En préparation de la venue de Philippe Claudel les 23 mars (Ketelhuis- réserver dès maintenant et 24 mars KZ529 – Réserver dès maintenant prochains, je me suis replongé avec bonheur dans la lecture de plusieurs de ses premiers romans. Même plaisir, mêmes sensations qu’à la première lecture, le trouble flotte en nous longtemps après avoir refermé le livre. Déjà dans “Les âmes grises”, qui lui valut le prix Renaudot en 2003, Philippe Claudel nous emportait par son écriture rare, une écriture qui nous fait sentir la boue des champs remués par la guerre, la Grande tuerie de 14-18. Ce sont aussi les odeurs de cette campagne Lorraine triste et désolée, les odeurs et saveurs de cette province dure où s’affrontent dans un combat, parfois mortel, des classes sociales irréconciliables. Dans “Les âmes grises”, Philippe Claudel fait dire à l’un de ses personnages, Joséphine, la marchande de peaux de lapins :
“Les salauds, les saints, je n’en ai jamais vus. Rien n’est tout noir ou tout blanc, c’est le gris qui gagne. Les hommes et leurs âmes c’est pareil. Tu as une âme grise, joliment grise, comme nous tous.”

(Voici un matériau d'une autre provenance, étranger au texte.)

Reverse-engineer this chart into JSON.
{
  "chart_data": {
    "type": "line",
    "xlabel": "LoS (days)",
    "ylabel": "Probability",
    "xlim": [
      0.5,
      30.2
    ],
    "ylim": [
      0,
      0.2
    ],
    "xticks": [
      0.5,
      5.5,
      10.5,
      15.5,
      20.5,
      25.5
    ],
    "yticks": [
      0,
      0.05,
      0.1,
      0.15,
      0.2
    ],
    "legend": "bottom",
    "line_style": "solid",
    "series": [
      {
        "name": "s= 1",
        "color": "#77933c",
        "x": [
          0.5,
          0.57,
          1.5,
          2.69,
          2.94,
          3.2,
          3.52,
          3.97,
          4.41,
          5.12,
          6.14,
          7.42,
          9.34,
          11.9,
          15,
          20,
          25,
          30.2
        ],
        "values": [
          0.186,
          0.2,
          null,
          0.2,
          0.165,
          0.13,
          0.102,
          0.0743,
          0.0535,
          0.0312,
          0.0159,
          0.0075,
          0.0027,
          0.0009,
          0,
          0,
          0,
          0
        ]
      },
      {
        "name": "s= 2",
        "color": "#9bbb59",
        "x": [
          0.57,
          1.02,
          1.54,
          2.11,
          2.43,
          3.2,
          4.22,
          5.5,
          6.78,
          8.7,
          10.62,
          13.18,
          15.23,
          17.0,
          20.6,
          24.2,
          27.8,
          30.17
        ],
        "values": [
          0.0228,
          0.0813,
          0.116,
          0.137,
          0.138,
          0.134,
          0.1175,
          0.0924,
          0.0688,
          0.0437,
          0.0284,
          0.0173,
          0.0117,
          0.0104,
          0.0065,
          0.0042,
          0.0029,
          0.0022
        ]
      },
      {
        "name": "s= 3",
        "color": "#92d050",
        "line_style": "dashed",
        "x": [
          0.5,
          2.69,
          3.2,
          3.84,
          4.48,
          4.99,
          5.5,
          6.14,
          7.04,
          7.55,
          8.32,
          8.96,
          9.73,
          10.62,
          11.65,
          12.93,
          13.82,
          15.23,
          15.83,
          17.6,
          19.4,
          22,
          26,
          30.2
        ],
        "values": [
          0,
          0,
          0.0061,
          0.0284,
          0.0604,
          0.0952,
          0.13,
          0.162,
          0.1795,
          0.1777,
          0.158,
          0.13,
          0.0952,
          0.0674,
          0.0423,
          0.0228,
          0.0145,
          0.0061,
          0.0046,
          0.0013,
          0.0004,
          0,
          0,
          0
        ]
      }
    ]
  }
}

Oui, nous tous, sauf ces femmes solaires dont Philippe Claudel excelle à faire le portrait, comme Lisa Verhareine, la jeune institutrice qui attend son fiancé parti au front ou encore Clémence, l’épouse du narrateur. Toutes et tous ont un destin tragique, broyés par la vie, une vie “faite de morceaux coupants, impossibles à recoller”. Philippe Claudel nous touche et nous prend aux tripes, il “ouvre au couteau le mystère comme un ventre” et il “y plonge à pleines mains”.
A lire sans tarder!
Beaucoup d’âmes bien noires dans le nouveau roman de François Garde. En 2012, François Garde recevait le Goncourt du premier roman pour “Ce qu’il advint du sauvage blanc” (Gallimard). Ce roman, inspiré d’une histoire vraie, retraçait le parcours d’un jeune matelot français abandonné sur une plage d’Australie au XIXe siècle.

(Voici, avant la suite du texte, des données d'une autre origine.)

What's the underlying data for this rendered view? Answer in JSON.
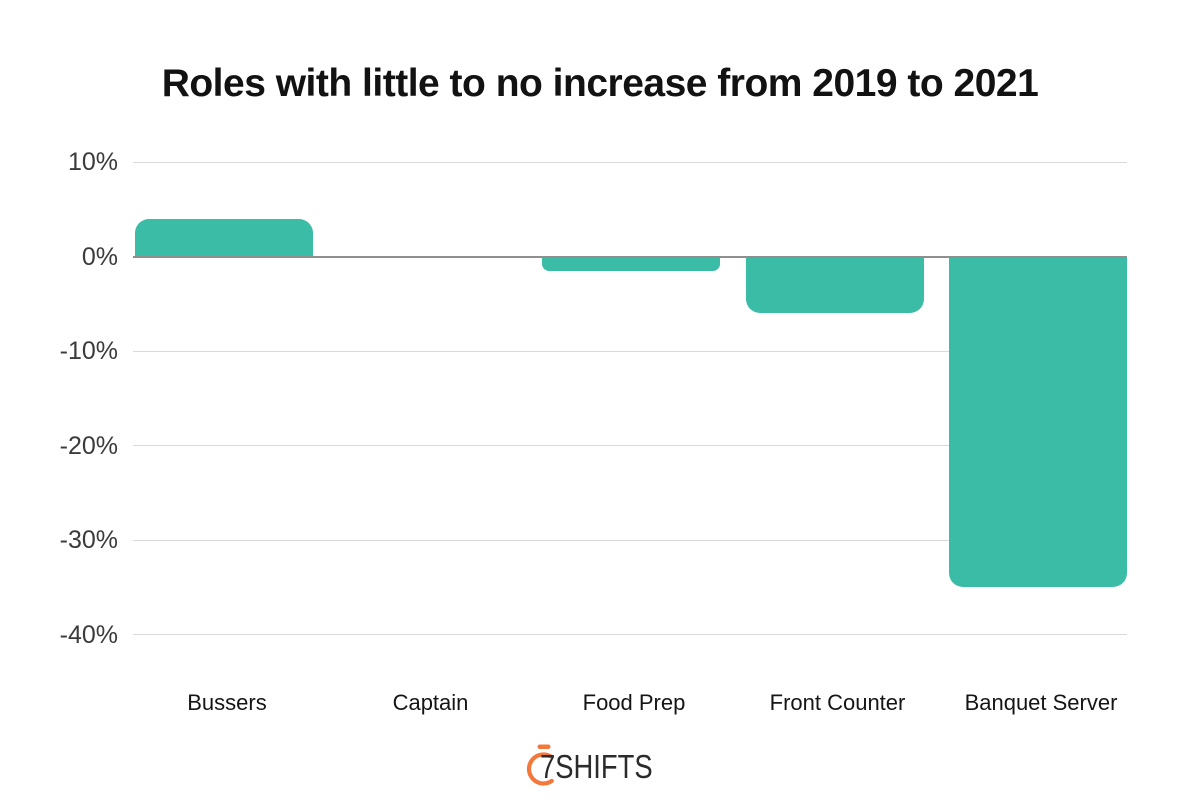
{
  "title": "Roles with little to no increase from 2019 to 2021",
  "chart_data": {
    "type": "bar",
    "title": "Roles with little to no increase from 2019 to 2021",
    "categories": [
      "Bussers",
      "Captain",
      "Food Prep",
      "Front Counter",
      "Banquet Server"
    ],
    "values": [
      4,
      0,
      -1.5,
      -6,
      -35
    ],
    "xlabel": "",
    "ylabel": "",
    "ylim": [
      -40,
      10
    ],
    "yticks": [
      10,
      0,
      -10,
      -20,
      -30,
      -40
    ],
    "ytick_labels": [
      "10%",
      "0%",
      "-10%",
      "-20%",
      "-30%",
      "-40%"
    ],
    "bar_color": "#3BBCA6",
    "grid": true,
    "gridline_color": "#d9d9d9",
    "zero_line_color": "#8f8f8f",
    "legend": false
  },
  "footer": {
    "logo_text": "7SHIFTS",
    "logo_icon": "stopwatch-icon",
    "logo_accent_color": "#F4783C",
    "logo_text_color": "#2b2b2b"
  }
}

Cette fois, le nouveau roman de François Garde est contemporain. Livre sur la vanité de l’homme et sa superficialité, François Garde nous décrit avec vérité et précision le monde froid des médias et du spectacle. Un monde dévorant avidement les âmes, un monde dans lequel sentiments et honnêteté sont piétinés. Un soir de première à l’Opéra Garnier, retransmise en direct à la télévison, le chef d’orchestre, chef vénéré et respecté, chef de renommée internationale, fait le salut nazi. Un musicien d’orchestre, un homme de l’ombre, choqué par ce geste, réagit presque d’instinct. Il se trouve alors brutalement projeté au devant de la scène pour son malheur et celui des siens. Dans un style simple et prenant, François Garde nous fait ressentir la fièvre et la peur qui s’emparent de son héros, emporté brutalement en un instant dans un tourbillon médiatique, pour une gloire éphémère, un feu de paille violent et destructeur.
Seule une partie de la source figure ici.